Heritage’s James sounded a note of similar optimism as she took the podium. Her charge was simple, yet revolutionary in our day of scorched-earth politics: Go out and “win” the other side rather than defeating them.

“Win them with your reason, with your logic,” she said. “But more importantly, win them with your heart and love for them.”

That task may be a challenge, but it’s not as hard as we make it out to be.

James noted that there are many, many people who “are with us in their philosophy but who might not know it yet.” Anonymous conservatives, if you will. They are women, minorities, young people—“groups not traditionally conservative.”

“We’re going to need all of them,” she added, “if we’re going to stop the far-left’s radical, intolerant, and socialist agenda.”

These people are not only commonsense allies, but will actually help the movement look more like America itself.

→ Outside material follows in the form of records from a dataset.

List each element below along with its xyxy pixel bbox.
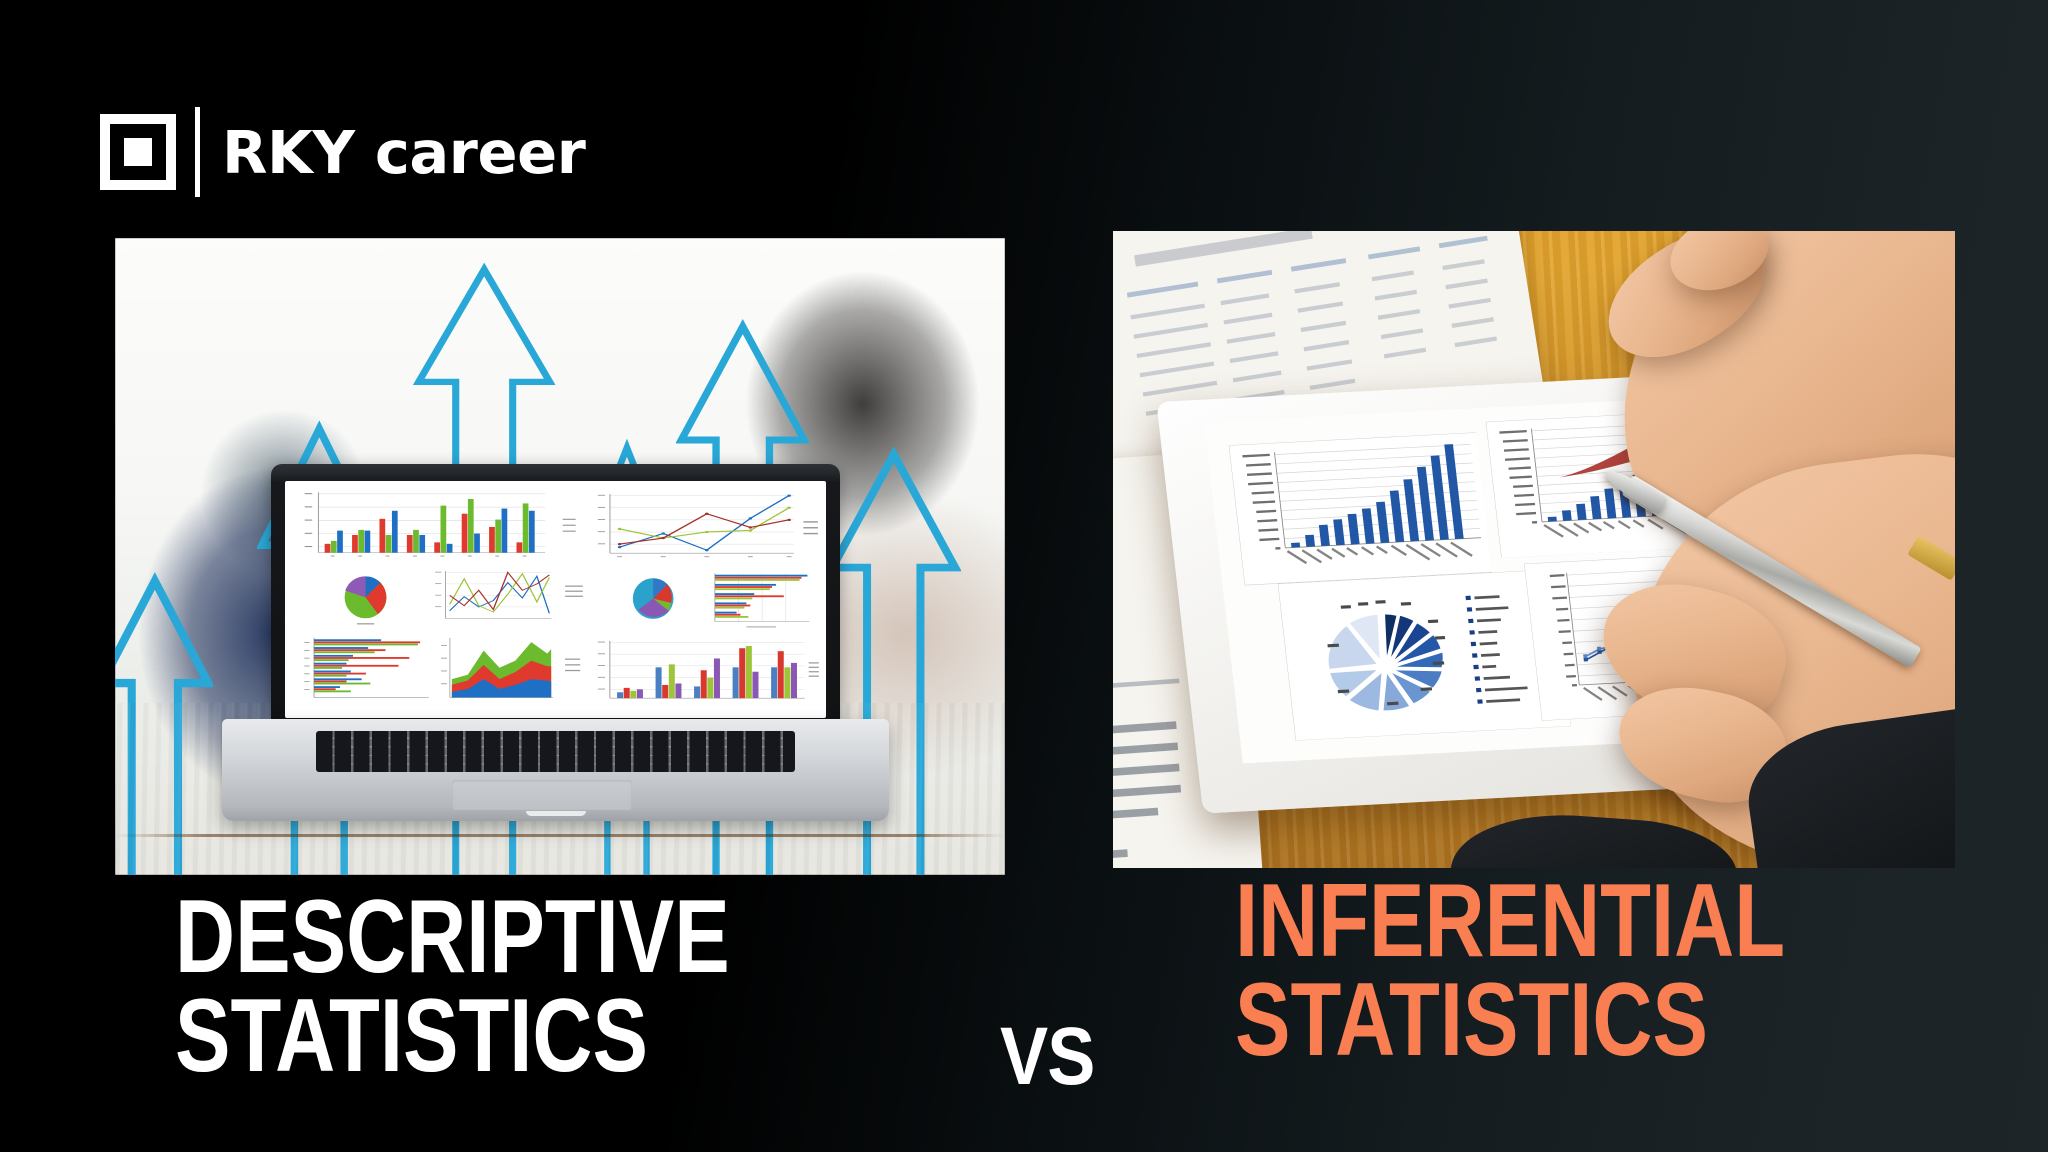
laptop-keyboard — [316, 731, 796, 772]
laptop-trackpad — [452, 780, 632, 809]
chart-monthly-bars — [1229, 432, 1493, 585]
desk-edge — [115, 834, 1005, 837]
chart-pie-right — [599, 569, 707, 631]
brand-name: RKY career — [222, 123, 585, 182]
right-title-line2: STATISTICS — [1235, 962, 1708, 1078]
left-title-line2: STATISTICS — [175, 978, 648, 1094]
chart-legend — [558, 514, 585, 538]
chart-bars-4series — [593, 635, 810, 708]
chart-legend — [561, 656, 588, 675]
left-title: DESCRIPTIVESTATISTICS — [175, 888, 730, 1086]
inferential-statistics-image — [1113, 231, 1955, 868]
chart-hbars-left — [301, 635, 431, 706]
chart-small-lines — [431, 566, 556, 630]
laptop-base — [222, 719, 888, 821]
chart-legend — [802, 519, 824, 538]
laptop — [271, 464, 841, 821]
chart-legend — [807, 661, 824, 680]
right-title: INFERENTIALSTATISTICS — [1235, 872, 1785, 1070]
laptop-lid — [271, 464, 841, 728]
square-logo-icon — [100, 114, 176, 190]
chart-pie-left — [306, 569, 425, 631]
square-logo-inner-icon — [124, 138, 152, 166]
chart-legend — [561, 583, 591, 602]
brand-logo[interactable]: RKY career — [100, 112, 585, 192]
logo-divider — [195, 107, 200, 197]
chart-grouped-bars — [301, 488, 550, 561]
poster-canvas: RKY career — [0, 0, 2048, 1152]
vs-label: VS — [1000, 1010, 1095, 1104]
chart-line-trend — [593, 488, 799, 564]
chart-hbars-right — [707, 571, 815, 633]
laptop-screen — [285, 481, 827, 718]
laptop-front-notch — [526, 811, 586, 816]
descriptive-statistics-image — [115, 238, 1005, 875]
chart-stacked-area — [436, 635, 555, 706]
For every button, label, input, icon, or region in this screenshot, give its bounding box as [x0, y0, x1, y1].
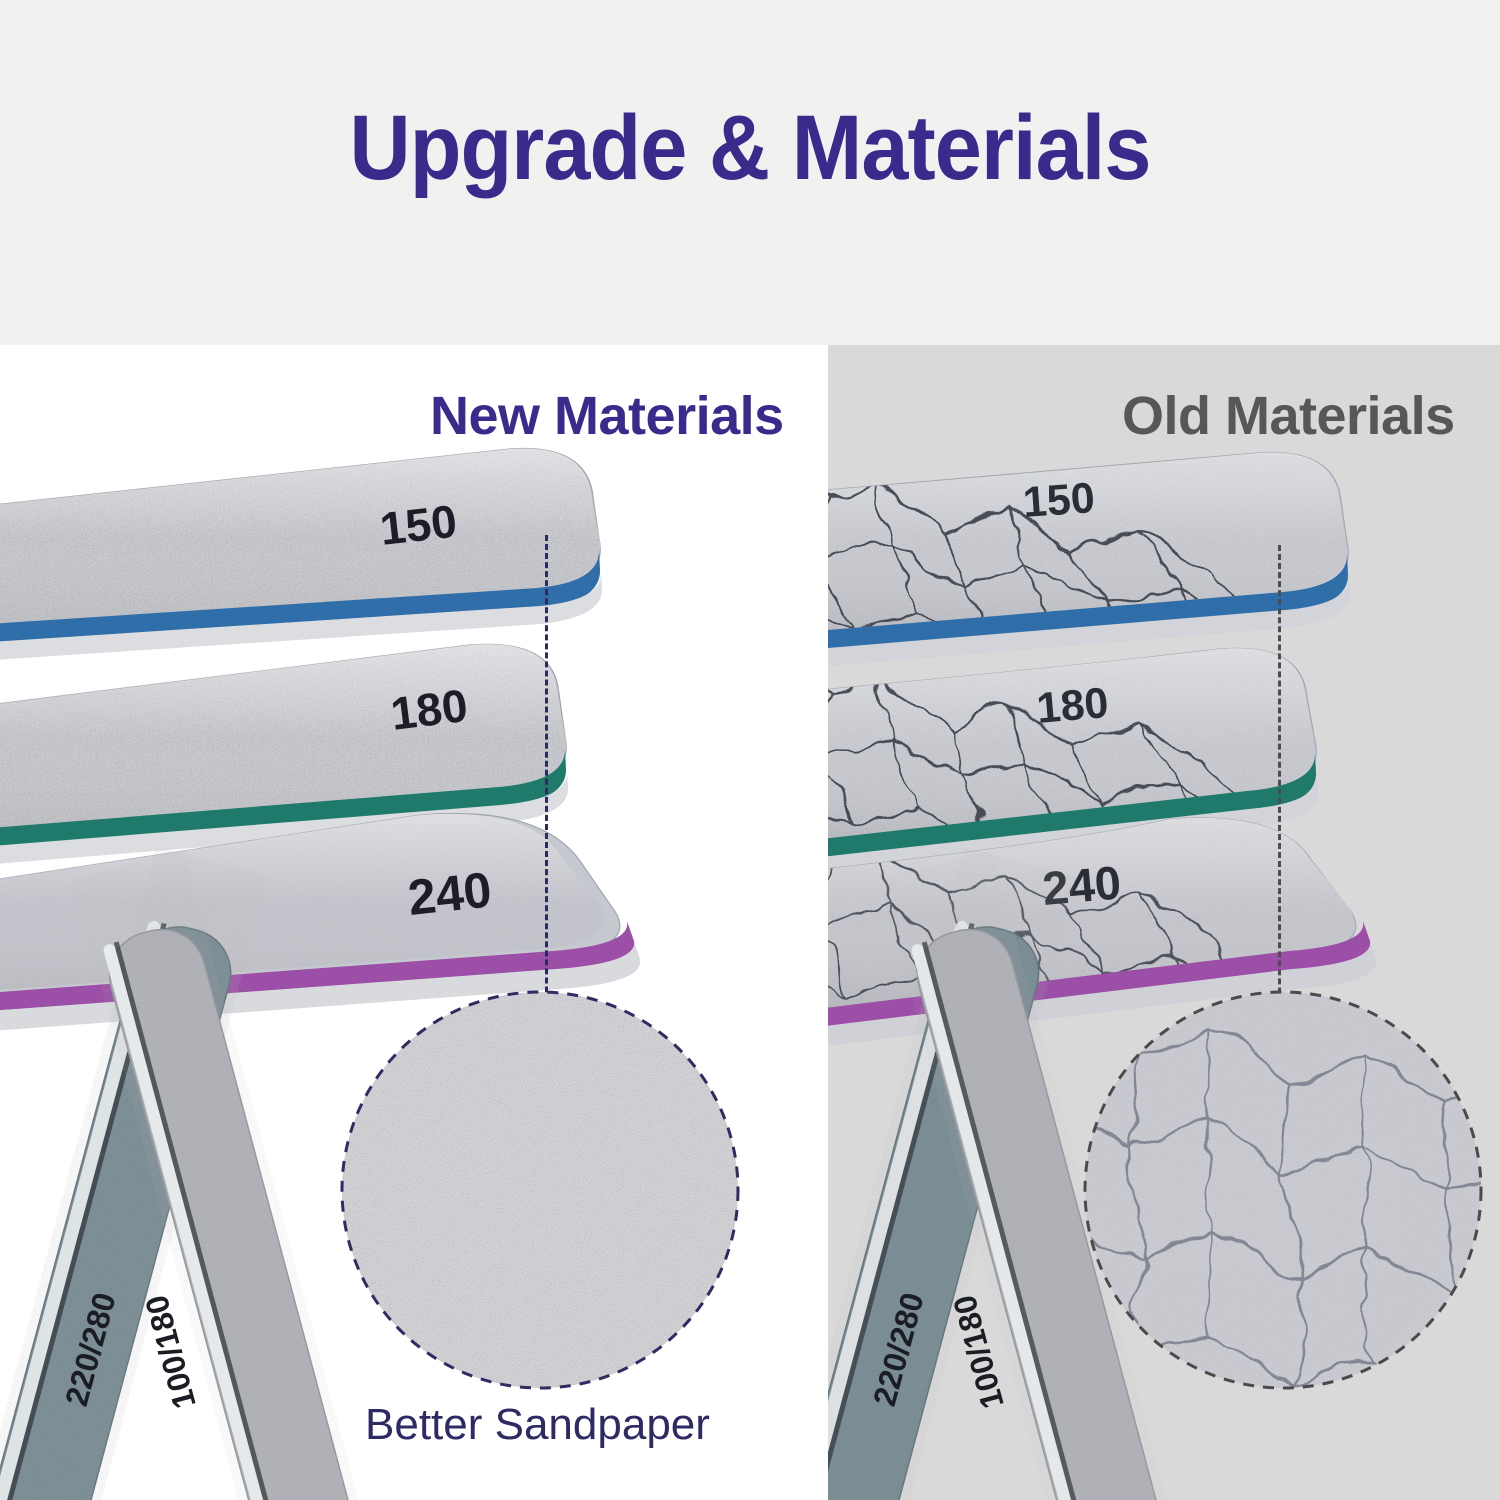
magnifier-new — [0, 345, 828, 1500]
magnifier-old — [828, 345, 1500, 1500]
page-title: Upgrade & Materials — [60, 96, 1440, 201]
heading-old-materials: Old Materials — [1122, 385, 1455, 447]
infographic-root: Upgrade & Materials — [0, 0, 1500, 1500]
header-band: Upgrade & Materials — [0, 0, 1500, 345]
panel-old-materials: 150 180 — [828, 345, 1500, 1500]
panel-new-materials: 150 180 — [0, 345, 828, 1500]
caption-better-sandpaper: Better Sandpaper — [365, 1400, 710, 1450]
heading-new-materials: New Materials — [430, 385, 784, 447]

“We need to represent the diversity of our nation,” James said. And minority leaders are uniquely positioned to lead and grow the movement.

“There are places that we can go as minorities and women that others cannot go,” she said. “There are things we can say that they dare not say. There are arguments that we can make with a certain authenticity. And so we should make them.”

These converts to our cause need not embrace the label “conservative” if that’s an obstacle to them. Instead, James offered an alternative: the label “solutionist.”

And conservatives need not fear that label, she said, because “our solutions work.”

James noted that a “solutionist” might even initially be a supporter of Sen. Bernie Sanders, I-Vt.

Conservatives shouldn’t write such people off, she said, because “we are more alike than different.” Rather than alienate them, we should look for common concerns and motivations, and ultimately persuade them that conservative policies are the solution to the problems we all want to fix.

But James sent a clear message to Sanders supporters as well: “You don’t care more about poor people than I do. I just happen to have different, and indeed, better solutions for how to lift people out of poverty.”

Those solutions are personal for James as someone who rose out of poverty.

“I’m not a conservative in spite of the fact that I came out of poverty,” she said. “I am a conservative because of that.”

James noted that the left’s policies have actually “brought harm to the very people that they intended to help.”

Ed Feulner, a co-founder of The Heritage Foundation and so far its longest-serving president, often shared his approach to political life: Conservatives must add and multiply, not divide and subtract.

Surely that mindset is essential for conservatives living in a diverse America—being willing to partner with others, issue by issue, whoever they are, for the good of the country.

If conservatives embrace that approach, as the attendees of Thursday’s dinner appeared to, the future is indeed bright.